Волошин, прорываясь в «Киммерийских сумерках» к осознанию этой сверхплотной реальности, вырабатывает особый поэтический язык, его символ в основе своей имеет реальнейшую реальность — «образ мира сего», явленный в историко-культурном ландшафте Восточного Крыма. Образом «сверхплотной реальности» для него становится геологическое время, его спрессованные пласты, обнажающиеся промывами дождей. Созерцание природных пластов времени позволяет непосредственно, чувственным образом установить вертикаль. Но эти пласты геологических эпох несут в себе также и память ушедших, не оставивших следа народов, культур, жизней, страданий. Время событий здесь останавливается, поглощается пространством: «Костер мой догорал на берегу пустыни» [1, с. 88].

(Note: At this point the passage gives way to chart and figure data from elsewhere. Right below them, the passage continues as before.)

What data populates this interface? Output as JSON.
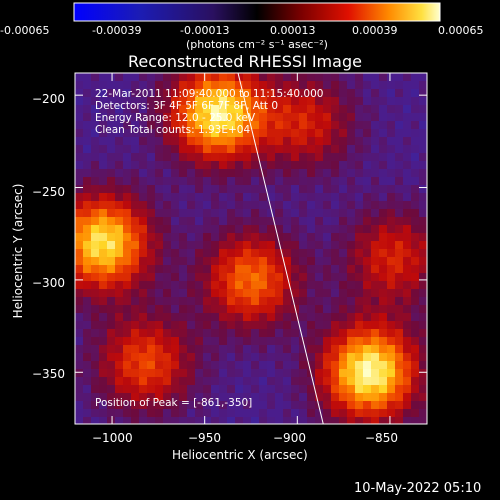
{
  "colorbar": {
    "tick_labels": [
      "-0.00065",
      "-0.00039",
      "-0.00013",
      "0.00013",
      "0.00039",
      "0.00065"
    ],
    "unit_label": "(photons cm⁻² s⁻¹ asec⁻²)",
    "range": [
      -0.00065,
      0.00065
    ]
  },
  "chart_data": {
    "type": "heatmap",
    "title": "Reconstructed RHESSI Image",
    "xlabel": "Heliocentric X (arcsec)",
    "ylabel": "Heliocentric Y (arcsec)",
    "xlim": [
      -1020,
      -830
    ],
    "ylim": [
      -378,
      -188
    ],
    "x_ticks": [
      -1000,
      -950,
      -900,
      -850
    ],
    "y_ticks": [
      -200,
      -250,
      -300,
      -350
    ],
    "x_tick_labels": [
      "−1000",
      "−950",
      "−900",
      "−850"
    ],
    "y_tick_labels": [
      "−200",
      "−250",
      "−300",
      "−350"
    ],
    "annotations": [
      "22-Mar-2011 11:09:40.000 to 11:15:40.000",
      "Detectors: 3F 4F 5F 6F 7F 8F, Att 0",
      "Energy Range: 12.0 - 25.0 keV",
      "Clean    Total counts: 1.93E+04"
    ],
    "peak_label": "Position of Peak = [-861,-350]",
    "peak": [
      -861,
      -350
    ],
    "limb_line": [
      [
        -932,
        -188
      ],
      [
        -886,
        -378
      ]
    ],
    "sources": [
      {
        "x": -943,
        "y": -210,
        "intensity": 0.00062
      },
      {
        "x": -1005,
        "y": -280,
        "intensity": 0.0006
      },
      {
        "x": -861,
        "y": -350,
        "intensity": 0.00065
      },
      {
        "x": -925,
        "y": -300,
        "intensity": 0.00042
      },
      {
        "x": -982,
        "y": -345,
        "intensity": 0.00036
      },
      {
        "x": -848,
        "y": -288,
        "intensity": 0.0003
      },
      {
        "x": -895,
        "y": -215,
        "intensity": 0.00028
      }
    ]
  },
  "footer": {
    "timestamp": "10-May-2022 05:10"
  }
}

Другой топос, где время также поглощается пространством, — это пустыня. Символическое уподобление топосов пустыни и Киммерии оправдывает появление сложного образа «на берегу пустыни» в первых строках стихотворения «Полынь», открывающего цикл «Киммерийские сумерки». Символика пустыни манифестирует разворачивание солярного мифа внутри Киммерийского мифа. В стихотворении «Над горестной землей — пустынной и огромной», находящемся за пределами цикла «Киммерийские сумерки» и посвященном Поликсене Сергеевне Соловьевой, Волошин объединяет символические коннотации пустыни Вл. Соловьева с образом палящего, беспощадного солнца Киммерии:
Над горестной землей — пустынной и огромной, — Больной прерывистым дыханием ветров, Безумной полднями, облитой кровью темной Закланных вечеров, —
Свой лик, бессмертною пылающий тоскою, Сын старший Хаоса, несешь ты в славе дня!
Пустыни времени лучатся под стезею Всезрящего огня [1, с. 102].
Когда Волошин заявляет, что он сделал выбор между пространством и временем, это значит, он выбрал этот вещественный, солнечный ток времени:
Колючий ореол, гудящий в медных сферах, Слепящий вихрь креста — к закату клонишь ты И гасишь темный луч в безвыходных пещерах Вечерней пустоты [1, с. 102].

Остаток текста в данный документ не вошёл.